Elektrik Yük. Müh. İbrahim dedem, Sümerbank bursuyla gittiği İsviçre’de doktorasını yapan Saim beyle tanışmış ve dost olmuşlardı. Aralarında çok az bir yaş farkı olmasına rağmen saygısından ötürü dedemin ‘Saim Ağabey’ dediğini öğrenmiştim. Çok sıkı dost olduklarını hatta maddi manevi birbirlerini daima desteklediklerini ailemden dinlemiştim. Dedem, zorunlu hizmet süresini tamamladıktan sonra ‘Dinamik Ticaret’ adındaki firmasıyla yurtdışından getirilecek makine teçhizat vb. malzemelerin aracılığını yapmaktaydı. Buna örnek olarak, çeşitli elektrik motorları ve ‘Vespa’ motosikletlerini sıralayabilirim. Saim Bey Sarıgöl Otel’in su sarnıcında kullanmak üzere bir motor satın almış, bunun karşılığında da dostunu ailesiyle birlikte Marmara Adası’na davet etmişti. 1967 yazında ilk kez adaya gelen İbrahim, Mine, Filiz (annem) ve Deniz İşseven’in Ada günleri de böylelikle başlamıştı.
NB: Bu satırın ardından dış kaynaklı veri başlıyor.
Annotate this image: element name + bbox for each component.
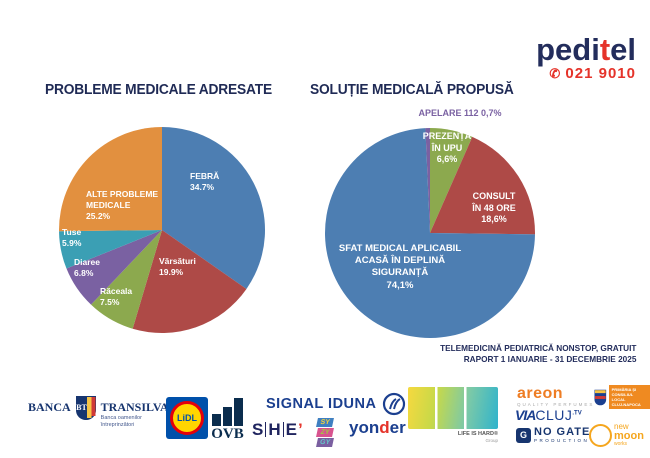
yonder-part1: yon bbox=[349, 418, 380, 437]
viacluj-via: VIA bbox=[515, 407, 536, 423]
new-moon-line2: moon bbox=[614, 430, 644, 442]
cluj-city-hall-logo: PRIMĂRIA ȘI CONSILIUL LOCAL CLUJ-NAPOCA bbox=[594, 385, 650, 409]
no-gate-name: NO GATE bbox=[534, 426, 591, 438]
peditel-word-part2: t bbox=[599, 32, 611, 67]
cluj-line3: CLUJ-NAPOCA bbox=[611, 402, 641, 407]
no-gate-g-icon: G bbox=[516, 427, 531, 443]
footer-note-line2: RAPORT 1 IANUARIE - 31 DECEMBRIE 2025 bbox=[463, 354, 636, 364]
yonder-part2: d bbox=[379, 418, 390, 437]
new-moon-logo: new moon works bbox=[589, 423, 644, 447]
pie1-slice-label-2: Vărsături 19.9% bbox=[159, 256, 196, 277]
left-chart-title: PROBLEME MEDICALE ADRESATE bbox=[45, 82, 272, 98]
pie1-slice-3 bbox=[91, 230, 162, 329]
bt-shield-icon: BT bbox=[75, 396, 96, 420]
life-is-hard-lh-icon bbox=[408, 387, 498, 429]
pie1-slice-label-1: FEBRĂ 34.7% bbox=[190, 171, 220, 192]
new-moon-line3: works bbox=[614, 441, 628, 447]
she-divider bbox=[265, 422, 267, 437]
areon-logo: areon QUALITY PERFUMES bbox=[517, 386, 594, 408]
syzygy-row3: GY bbox=[316, 438, 335, 447]
cluj-line2: CONSILIUL LOCAL bbox=[611, 392, 634, 402]
new-moon-line1: new bbox=[614, 422, 629, 431]
right-chart-title: SOLUȚIE MEDICALĂ PROPUSĂ bbox=[310, 82, 514, 98]
no-gate-logo: G NO GATE PRODUCTION bbox=[516, 427, 590, 444]
life-is-hard-group: Group bbox=[485, 437, 498, 443]
areon-text: areon bbox=[517, 385, 564, 402]
she-accent: ’ bbox=[297, 420, 303, 439]
bt-tagline-line1: Banca oamenilor bbox=[100, 415, 142, 421]
pie1-slice-1 bbox=[162, 127, 266, 289]
yonder-logo: yonder bbox=[349, 419, 406, 436]
peditel-word-part1: pedi bbox=[536, 32, 600, 67]
pie1-slice-6 bbox=[59, 127, 162, 232]
lidl-logo: LiDL bbox=[166, 397, 208, 439]
pie1-slice-label-4: Diaree 6.8% bbox=[74, 257, 100, 278]
viacluj-cluj: CLUJ bbox=[535, 407, 573, 423]
peditel-logo: peditel ✆ 021 9010 bbox=[536, 34, 636, 81]
pie1-slice-label-6: ALTE PROBLEME MEDICALE 25.2% bbox=[86, 189, 159, 221]
syzygy-logo: SY ZY GY bbox=[316, 418, 335, 447]
pie2-slice-4 bbox=[425, 127, 430, 233]
pie2-slice-2 bbox=[430, 136, 535, 235]
pie2-slice-label-3: SFAT MEDICAL APLICABIL ACASĂ ÎN DEPLINĂ SI… bbox=[338, 243, 462, 291]
she-letter-s: S bbox=[252, 420, 264, 439]
peditel-word-part3: el bbox=[610, 32, 636, 67]
pie2-slice-3 bbox=[324, 128, 535, 338]
life-is-hard-logo: LIFE IS HARD® Group bbox=[408, 387, 498, 443]
life-is-hard-caption: LIFE IS HARD® bbox=[457, 431, 498, 437]
cluj-coat-of-arms-icon bbox=[594, 389, 607, 405]
ovb-text: OVB bbox=[211, 426, 244, 442]
signal-iduna-logo: SIGNAL IDUNA bbox=[266, 392, 406, 416]
new-moon-ring-icon bbox=[589, 423, 612, 447]
pie1-slice-4 bbox=[66, 230, 162, 305]
she-logo: S H E’ bbox=[252, 421, 303, 438]
lidl-circle-icon: LiDL bbox=[170, 401, 204, 435]
syzygy-row2: ZY bbox=[316, 428, 335, 437]
areon-subtitle: QUALITY PERFUMES bbox=[517, 402, 595, 407]
svg-text:BT: BT bbox=[76, 403, 87, 412]
phone-icon: ✆ bbox=[549, 66, 561, 81]
she-divider bbox=[282, 422, 284, 437]
signal-iduna-text: SIGNAL IDUNA bbox=[266, 395, 377, 412]
phone-number-text: 021 9010 bbox=[565, 65, 636, 82]
signal-iduna-umbrella-icon bbox=[383, 392, 406, 416]
pie1-slice-5 bbox=[59, 230, 163, 269]
viacluj-tv-suffix: .TV bbox=[572, 410, 582, 417]
cluj-line1: PRIMĂRIA ȘI bbox=[611, 387, 637, 392]
pie1-slice-2 bbox=[132, 230, 247, 334]
bt-banca-text: BANCA bbox=[28, 400, 71, 414]
bt-tagline-line2: întreprinzători bbox=[100, 422, 135, 428]
footer-note: TELEMEDICINĂ PEDIATRICĂ NONSTOP, GRATUIT… bbox=[440, 343, 636, 365]
ovb-logo: OVB bbox=[205, 398, 250, 442]
lidl-text: LiDL bbox=[177, 412, 197, 423]
syzygy-row1: SY bbox=[316, 418, 335, 427]
no-gate-production: PRODUCTION bbox=[534, 438, 590, 443]
pie2-slice-label-1: PREZENȚĂ ÎN UPU 6,6% bbox=[422, 131, 472, 164]
peditel-wordmark: peditel bbox=[536, 34, 636, 65]
pie2-slice-label-2: CONSULT ÎN 48 ORE 18,6% bbox=[472, 191, 516, 224]
ovb-bars-icon bbox=[205, 398, 250, 426]
phone-number: ✆ 021 9010 bbox=[536, 66, 636, 81]
pie1-slice-label-5: Tuse 5.9% bbox=[62, 227, 82, 248]
footer-note-line1: TELEMEDICINĂ PEDIATRICĂ NONSTOP, GRATUIT bbox=[439, 343, 636, 353]
pie1-slice-label-3: Răceala 7.5% bbox=[100, 286, 133, 307]
cluj-text-box: PRIMĂRIA ȘI CONSILIUL LOCAL CLUJ-NAPOCA bbox=[608, 385, 650, 409]
she-letter-h: H bbox=[268, 420, 281, 439]
she-letter-e: E bbox=[285, 420, 297, 439]
yonder-part3: er bbox=[389, 418, 406, 437]
pie2-slice-label-4: APELARE 112 0,7% bbox=[418, 108, 502, 118]
viacluj-tv-logo: VIACLUJ.TV bbox=[515, 408, 582, 422]
pie2-slice-1 bbox=[430, 128, 473, 233]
Saim Sarıgöllü milletvekili ve senato üyesi olduğu yıllar Marmara Adası henüz birinci derecede askeri yasak bölgeydi. Ada üzerinde bulunan Nato’ya bağlı radar üssünde yerli ve yabancı birçok subay görev yapıyordu. 1960’ların başında bu yasak gevşetilebilmiş ve ada bu sayede yerli ve yabancı turiste ev sahipliği yapabilecek konuma gelmişti. Saim beyin bu konudaki duyarlılığı ve yaptığı girişimler şüphesiz etkili olmuştu. Meclis kayıtlarını incelediğimde, Marmara Adası’nın telefon-telgraf gibi çağın iletişim araçlarından mahrum kalması da dahil bir çok soruna ilişkin sözlerinin tutanaklarda yer aldığını gördüm. Senatörlüğün ardından İller Bankası’nda bir süre çalıştıktan sonra kendini emekli etmiş ve tüm enerjisini Ada ve otele ayırmıştı. Öyle ki eş-dost çevresinden Marmara’ya gelip ev yapabilsinler diye bazılarına hiçbir bedeli olmadan arsa bile hediye etmişti. Otelinde birbirinden kıymetli dostlarını ağırlamış adanın tanıtımına katkıda bulunmuştu. Prof. Dr. Suat ve Samim Sinanoğlu kardeşler de Sarıgöl Otel’in misafirlerindendi.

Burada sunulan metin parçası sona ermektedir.